A concept of passive cavity surface–emitting laser is proposed aimed to control the temperature shift of the lasing
wavelength. The device contains an all–semiconductor bottom distributed Bragg reflector (DBR), in which the active
medium is placed, a dielectric resonant cavity and a dielectric top DBR, wherein at least one of the dielectric materials
has a negative temperature coefficient of the refractive index, dn/dT < 0. This is shown to be the case for commonly used
dielectric systems SiO2/TiO2 and SiO2/Ta2O5. Two SiO2/TiO2 resonant structures having a cavity either of SiO2 or TiO2
were deposited on a substrate, their optical power reflectance spectra were measured at various temperatures, and
refractive index temperature coefficients were extracted, dn/dT = 0.0021 K-1 for SiO2 and dn/dT = –0.0092 K-1 for TiO2.

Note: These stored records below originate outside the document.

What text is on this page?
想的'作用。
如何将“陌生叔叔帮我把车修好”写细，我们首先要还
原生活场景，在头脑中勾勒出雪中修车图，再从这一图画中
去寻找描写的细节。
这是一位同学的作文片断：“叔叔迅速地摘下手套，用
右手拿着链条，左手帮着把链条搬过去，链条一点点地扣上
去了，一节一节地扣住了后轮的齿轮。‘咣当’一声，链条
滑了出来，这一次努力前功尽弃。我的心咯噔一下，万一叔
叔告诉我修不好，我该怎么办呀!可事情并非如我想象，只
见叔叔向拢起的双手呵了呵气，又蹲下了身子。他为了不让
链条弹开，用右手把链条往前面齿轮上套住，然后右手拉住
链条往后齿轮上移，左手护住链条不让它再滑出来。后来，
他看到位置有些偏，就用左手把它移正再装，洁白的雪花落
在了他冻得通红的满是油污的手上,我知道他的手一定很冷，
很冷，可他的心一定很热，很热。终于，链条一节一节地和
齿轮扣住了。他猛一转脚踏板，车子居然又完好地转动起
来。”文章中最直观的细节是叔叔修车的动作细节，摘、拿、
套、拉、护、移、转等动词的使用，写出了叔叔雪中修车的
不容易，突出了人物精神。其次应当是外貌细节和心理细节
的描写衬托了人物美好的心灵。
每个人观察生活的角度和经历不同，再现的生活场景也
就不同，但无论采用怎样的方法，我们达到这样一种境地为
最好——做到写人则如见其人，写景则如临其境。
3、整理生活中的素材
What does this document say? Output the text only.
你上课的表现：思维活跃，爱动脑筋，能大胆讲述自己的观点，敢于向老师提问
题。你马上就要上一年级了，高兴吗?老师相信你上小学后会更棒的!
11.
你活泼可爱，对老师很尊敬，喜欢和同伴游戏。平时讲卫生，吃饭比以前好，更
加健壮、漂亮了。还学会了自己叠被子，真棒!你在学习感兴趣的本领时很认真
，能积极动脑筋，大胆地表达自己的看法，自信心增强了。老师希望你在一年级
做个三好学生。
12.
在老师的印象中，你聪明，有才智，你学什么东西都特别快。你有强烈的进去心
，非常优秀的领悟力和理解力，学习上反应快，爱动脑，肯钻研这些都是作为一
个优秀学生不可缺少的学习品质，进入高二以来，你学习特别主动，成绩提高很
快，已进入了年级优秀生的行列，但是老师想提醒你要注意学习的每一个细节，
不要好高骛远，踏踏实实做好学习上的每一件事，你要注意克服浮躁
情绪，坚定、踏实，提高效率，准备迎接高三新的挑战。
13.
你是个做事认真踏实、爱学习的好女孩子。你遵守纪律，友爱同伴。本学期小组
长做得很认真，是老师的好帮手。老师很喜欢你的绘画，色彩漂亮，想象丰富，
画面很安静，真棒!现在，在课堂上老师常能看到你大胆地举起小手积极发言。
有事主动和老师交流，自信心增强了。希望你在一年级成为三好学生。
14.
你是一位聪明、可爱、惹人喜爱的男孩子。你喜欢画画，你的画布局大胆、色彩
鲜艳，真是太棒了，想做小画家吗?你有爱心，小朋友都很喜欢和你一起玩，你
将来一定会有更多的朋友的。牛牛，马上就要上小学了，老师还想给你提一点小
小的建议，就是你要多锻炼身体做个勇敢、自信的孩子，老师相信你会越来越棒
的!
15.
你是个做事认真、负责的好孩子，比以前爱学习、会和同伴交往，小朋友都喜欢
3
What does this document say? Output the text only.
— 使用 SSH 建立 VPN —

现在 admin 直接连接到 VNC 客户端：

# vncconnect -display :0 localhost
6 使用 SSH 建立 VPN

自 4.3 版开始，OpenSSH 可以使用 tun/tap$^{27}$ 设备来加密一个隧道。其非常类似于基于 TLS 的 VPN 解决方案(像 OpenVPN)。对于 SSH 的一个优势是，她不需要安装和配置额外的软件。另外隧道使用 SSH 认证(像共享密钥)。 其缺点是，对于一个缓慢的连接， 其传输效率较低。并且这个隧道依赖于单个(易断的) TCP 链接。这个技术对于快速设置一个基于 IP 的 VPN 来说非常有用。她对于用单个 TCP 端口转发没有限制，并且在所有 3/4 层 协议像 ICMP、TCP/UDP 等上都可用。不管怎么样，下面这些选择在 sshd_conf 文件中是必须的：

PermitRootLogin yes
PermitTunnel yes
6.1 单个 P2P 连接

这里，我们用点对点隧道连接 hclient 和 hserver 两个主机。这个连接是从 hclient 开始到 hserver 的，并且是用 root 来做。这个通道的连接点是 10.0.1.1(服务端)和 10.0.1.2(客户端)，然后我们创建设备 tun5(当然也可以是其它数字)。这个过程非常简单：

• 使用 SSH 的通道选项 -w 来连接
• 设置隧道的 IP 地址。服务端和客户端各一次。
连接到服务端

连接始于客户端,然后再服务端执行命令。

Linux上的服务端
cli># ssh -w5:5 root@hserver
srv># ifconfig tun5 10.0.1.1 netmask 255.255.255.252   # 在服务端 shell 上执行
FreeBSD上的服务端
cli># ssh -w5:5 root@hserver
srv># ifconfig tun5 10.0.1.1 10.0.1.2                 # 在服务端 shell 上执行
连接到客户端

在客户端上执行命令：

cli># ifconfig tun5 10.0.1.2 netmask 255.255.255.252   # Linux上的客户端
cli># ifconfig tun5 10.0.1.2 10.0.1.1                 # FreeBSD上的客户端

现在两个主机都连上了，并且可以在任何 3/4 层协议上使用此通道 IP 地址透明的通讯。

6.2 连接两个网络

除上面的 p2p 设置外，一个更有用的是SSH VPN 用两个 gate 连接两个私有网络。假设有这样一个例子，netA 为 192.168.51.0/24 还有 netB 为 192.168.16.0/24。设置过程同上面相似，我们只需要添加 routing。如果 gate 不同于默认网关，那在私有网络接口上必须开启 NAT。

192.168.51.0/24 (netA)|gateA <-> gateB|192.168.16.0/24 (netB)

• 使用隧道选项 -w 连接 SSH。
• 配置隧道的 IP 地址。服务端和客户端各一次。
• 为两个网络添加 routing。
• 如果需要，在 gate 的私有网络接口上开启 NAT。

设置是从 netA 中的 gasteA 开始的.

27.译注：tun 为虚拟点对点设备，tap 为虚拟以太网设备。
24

Using such dielectric materials allows designing passive cavity surface–emitting lasers having on purpose either positive,
or zero, or negative temperature shift of the lasing wavelength dλ/dT. A design for temperature–insensitive lasing
wavelength (dλ/dT = 0) is proposed. Employing devices with temperature–insensitive lasing wavelength in wavelength
division multiplexing systems may allow significant reducing of the spectral separation between transmission channels
and an increase in number of channels for a defined spectral interval enabling low cost energy efficient uncooled devices.